After 15 months of unprecedented intervention in the secondary mortgage market, the Federal Reserve—currently the proud owner of nearly 25 percent of mortgage debts—is calling it quits. The Fed's $1.25 trillion emergency program to stabilize the U.S. housing market through the purchase of mortgage-backed securities (MBS) officially expires today.

First announced in November 2008, the Fed initiative to purchase MBS issued by government sponsored enterprises (GSEs )—including Fannie Mae, Freddie Mac, and Ginnie Mae—has largely been viewed as a catalyst in spurring the nascent recoveries in both the housing and stock markets, helping to lower home mortgage rates and free up capital for private investors. In particular, market analysts credit the Fed purchasing program with paving the way for a record $375.4 billion of investments into bond mutual funds in 2009, as lower returns on mortgage securities led investors to corporate bonds, equities, and other riskier assets.

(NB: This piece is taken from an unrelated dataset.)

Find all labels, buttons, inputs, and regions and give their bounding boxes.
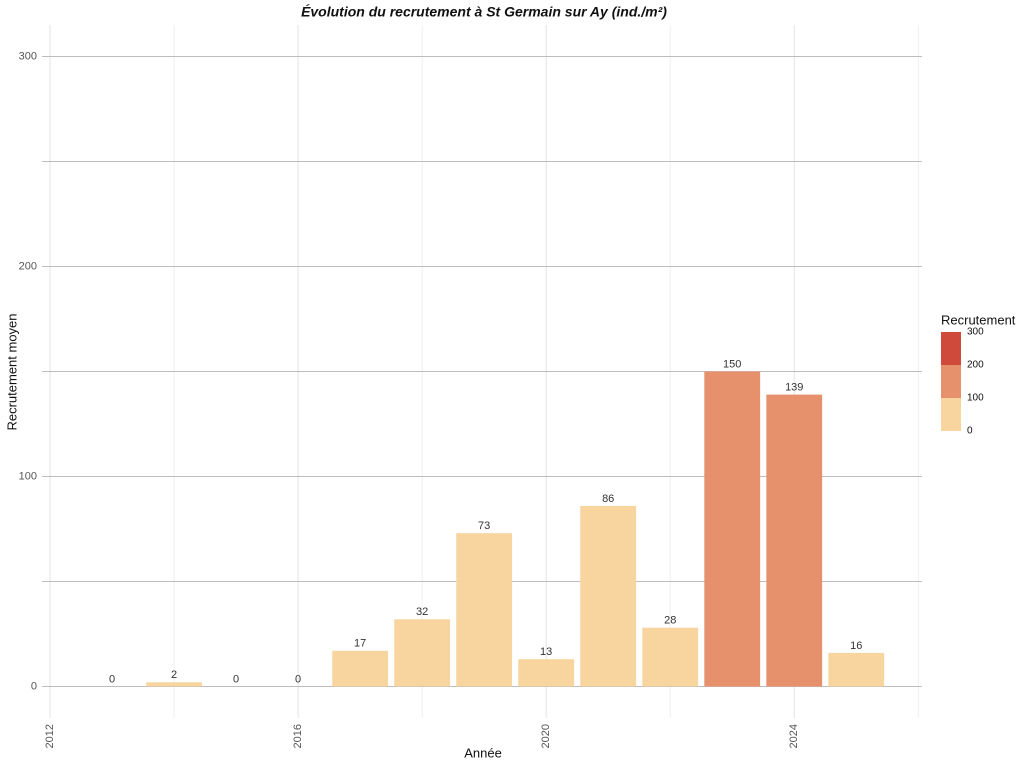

At a time when the U.S. economy remains fragile, the Fed’s departure from the housing sector may help determine just how fragile economic conditions really are. For months, market observers have raised concerns that a Fed exit could cause significant spikes in mortgage rates, leading to higher foreclosures and a slump in investor confidence. In fact, Fannie Mae's and Freddie Mac’s February announcement that they will repurchase $200 billion in delinquent mortgage loans, was a tacit acknowledgement that government backstops cannot be removed swiftly.

 

However, a number of analysts are also predicting that the effects of the Fed pullout will be rather minimal, as the current shortage of AAA-rated debt has made private fund managers increasingly eager to begin reinvesting in MBS, especially when such securities are backed by propped-up GSEs like Fannie Mae and Freddie Mac. In addition, these analysts also project that U.S. banks—which have steadily increased capital levels and are now flush with extra cash—will step up to fill the void left by the Fed.

 

The role of both Fannie and Freddie in ensuring a smooth transition for the housing finance system will be something to watch closely over the next few months. The GSEs are under intensified scrutiny on Capitol Hill, as the Obama administration prepares a sweeping proposal for a GSE overhaul. Treasury Secretary Tim Geithner told Congress last week that the administration will initiate a public comment period on April 15 in order to solicit ideas for Fannie and Freddie’s restructuring.